Strategically situated at the crossroads of all the international sea lanes between the continents of Europe, Africa and the Americas, these islands are blessed with white-sand beaches, deep waters and well-protected inland harbors. Hidden beaches, colorful architecture, pristine reefs, and picturesque plantations – these islands have it all. Aruba and Curaçao are perfectly situated between the northern part of South America and Europe, while Sint Maarten is situated next to Puerto Rico and near North America, giving these islands the possibility of functioning as a hub between Europe and America.
As part of the Dutch Kingdom, these islands offer a very friendly environment for international businesses. The privatization laws are favorable, the taxes are low, there are no import duties on technology equipment, and the islands offers unique benefits for expatriate employees. A multicultural populace that speaks English, Spanish and Dutch also makes the islands an ideal location for transnational commerce. As part of the Kingdom of the Netherlands, these islands can offer even more added value essential for international businesses: political stability, a sound legal system and cooperation with the Kingdom’s embassies all over the world.
These islands offer an variety of opportunities and are well developed within most economic sectors. Combining all their facets together, you will find a well-developed harbor including a natural deep sea port, container terminal and dry dock with multiple connections from/to the Caribbean region as well as from/to South, Central and North America and the European Union. There is also an international airport with excellent air connections from/to the Caribbean region as well as to/from South, Central, North America and the European Union. In addition to an excellent developed financial services sector, home to many of the world’s leading financial institutions, there is a state-of-the-art telecommunication infrastructure in place with high speed internet access. The business and telecommunications infrastructure is one of the most advanced in the region. There are no government restrictions on foreign-owned businesses and investments are encouraged. The strongest commercial links are with the Netherlands, the United States and increasingly with Latin America. This is reflected in the professional services and skilled, multilingual workforce available locally with knowledge of the American, European and Latin American cultures. As these islands offer a variety of opportunities, the islands of the Dutch Kingdom are the perfect location to establish your business.

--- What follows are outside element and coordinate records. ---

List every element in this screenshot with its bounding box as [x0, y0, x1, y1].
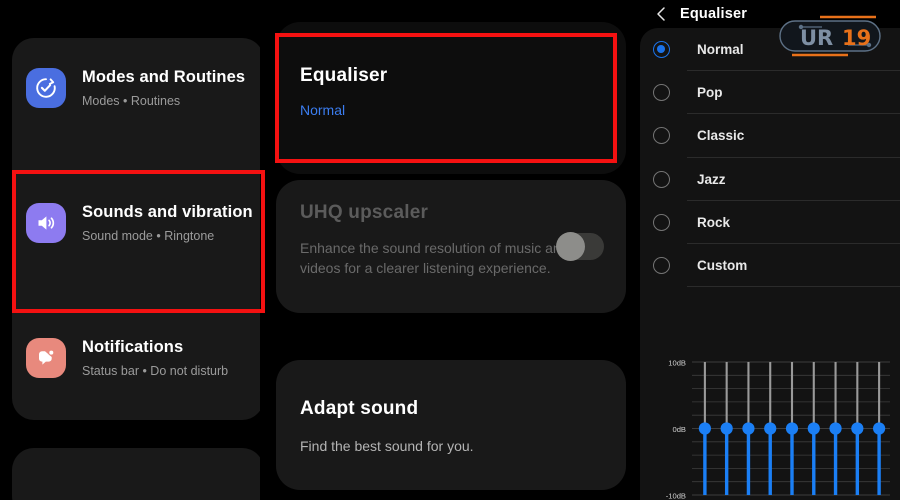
- sidebar-item-text: Notifications Status bar • Do not distur…: [82, 337, 228, 379]
- radio-jazz[interactable]: [653, 170, 670, 188]
- preset-label: Classic: [697, 128, 745, 144]
- sidebar-item-text: Modes and Routines Modes • Routines: [82, 67, 245, 109]
- watermark-text-right: 19: [842, 26, 871, 50]
- preset-label: Custom: [697, 258, 748, 274]
- settings-card: Modes and Routines Modes • Routines Soun…: [12, 38, 260, 420]
- chevron-left-icon[interactable]: [648, 6, 674, 22]
- list-item[interactable]: Classic: [640, 114, 900, 158]
- sidebar-item-sounds-and-vibration[interactable]: Sounds and vibration Sound mode • Ringto…: [12, 173, 260, 273]
- uhq-upscaler-toggle[interactable]: [556, 232, 604, 261]
- sidebar-item-notifications[interactable]: Notifications Status bar • Do not distur…: [12, 308, 260, 408]
- preset-label: Normal: [697, 42, 744, 58]
- watermark-text-left: UR: [800, 26, 833, 50]
- equaliser-band-chart[interactable]: 10dB0dB-10dB631252505001k2k4k8k16k: [640, 340, 900, 500]
- list-item[interactable]: Pop: [640, 71, 900, 115]
- preset-label: Jazz: [697, 171, 726, 187]
- equaliser-preset-list: Normal Pop Classic Jazz Rock Custom 10dB…: [640, 28, 900, 500]
- adapt-sound-title: Adapt sound: [300, 398, 419, 419]
- uhq-upscaler-description: Enhance the sound resolution of music an…: [300, 240, 569, 276]
- settings-left-panel: Modes and Routines Modes • Routines Soun…: [0, 0, 260, 500]
- radio-pop[interactable]: [653, 84, 670, 102]
- svg-text:-10dB: -10dB: [666, 492, 686, 500]
- list-item[interactable]: Custom: [640, 244, 900, 288]
- equaliser-card-value: Normal: [300, 102, 346, 118]
- svg-text:10dB: 10dB: [668, 359, 686, 368]
- list-divider: [687, 286, 900, 288]
- equaliser-header-title: Equaliser: [680, 6, 748, 22]
- sidebar-item-text: Sounds and vibration Sound mode • Ringto…: [82, 202, 253, 244]
- list-item[interactable]: Jazz: [640, 158, 900, 201]
- equaliser-setting-card[interactable]: Equaliser Normal: [276, 22, 626, 174]
- preset-label: Pop: [697, 85, 723, 101]
- radio-rock[interactable]: [653, 213, 670, 231]
- adapt-sound-card[interactable]: Adapt sound Find the best sound for you.: [276, 360, 626, 490]
- sidebar-item-title: Notifications: [82, 338, 184, 356]
- uhq-upscaler-card[interactable]: UHQ upscaler Enhance the sound resolutio…: [276, 180, 626, 313]
- volume-speaker-icon: [26, 203, 66, 243]
- radio-classic[interactable]: [653, 127, 670, 145]
- sidebar-item-title: Sounds and vibration: [82, 203, 253, 221]
- screenshot-root: Modes and Routines Modes • Routines Soun…: [0, 0, 900, 500]
- sidebar-item-subtitle: Sound mode • Ringtone: [82, 229, 215, 243]
- notification-bubble-icon: [26, 338, 66, 378]
- equaliser-card-title: Equaliser: [300, 65, 388, 86]
- settings-card-partial: [12, 448, 260, 500]
- preset-label: Rock: [697, 214, 731, 230]
- adapt-sound-description: Find the best sound for you.: [300, 438, 474, 454]
- radio-normal[interactable]: [653, 41, 670, 59]
- watermark-logo: UR 19: [764, 12, 896, 60]
- sidebar-item-subtitle: Modes • Routines: [82, 94, 181, 108]
- svg-text:0dB: 0dB: [672, 425, 686, 434]
- equaliser-panel: Equaliser Normal Pop Classic Jazz Rock C…: [640, 0, 900, 500]
- sidebar-item-title: Modes and Routines: [82, 68, 246, 86]
- uhq-upscaler-title: UHQ upscaler: [300, 202, 429, 223]
- radio-custom[interactable]: [653, 257, 670, 275]
- list-item[interactable]: Rock: [640, 201, 900, 244]
- toggle-knob: [556, 232, 585, 261]
- sound-settings-panel: Equaliser Normal UHQ upscaler Enhance th…: [260, 0, 640, 500]
- sidebar-item-subtitle: Status bar • Do not disturb: [82, 364, 229, 378]
- sidebar-item-modes-and-routines[interactable]: Modes and Routines Modes • Routines: [12, 38, 260, 138]
- modes-routines-icon: [26, 68, 66, 108]
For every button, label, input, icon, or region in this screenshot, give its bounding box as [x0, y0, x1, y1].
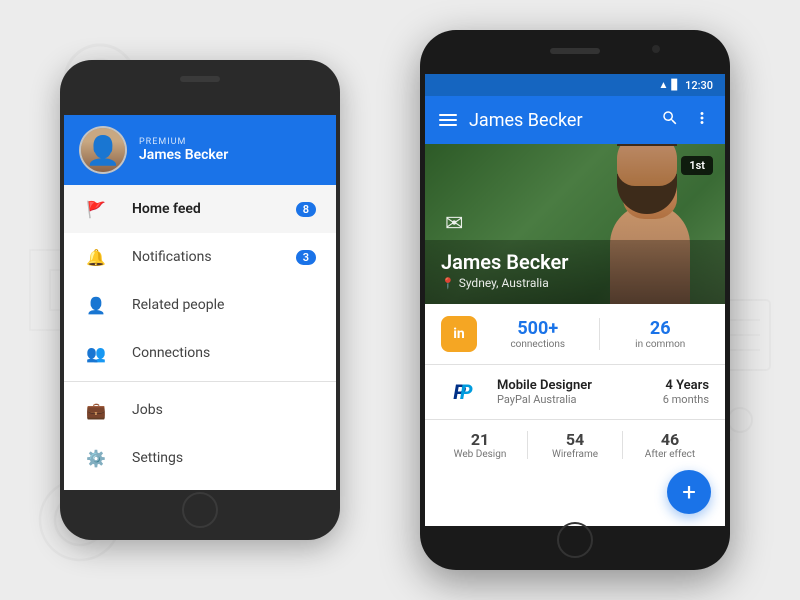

All the way across the Atlantic Ocean, the Netherlands – with its outstanding infrastructure and logistic hub for Europe through the port of Rotterdam (Europe’s largest) and Amsterdam Airport Schiphol – is the ideal gateway to start expanding your business. The Netherlands features one of the most highly educated, flexible and motivated workforces in Europe. Due to its exceptional number of bilateral investment treaties, the Netherlands is a secure place from which to make your investments. With favorable tax treatments for foreign-owned companies, the Netherlands has one of the most extensive tax treaty networks in the world. Also, the Dutch political and financial climate has been very stable for decades. The government of the Netherlands focusses – in cooperation with universities and Dutch knowledge institutes – on world-class research and development and leading the way in innovation and sustainability.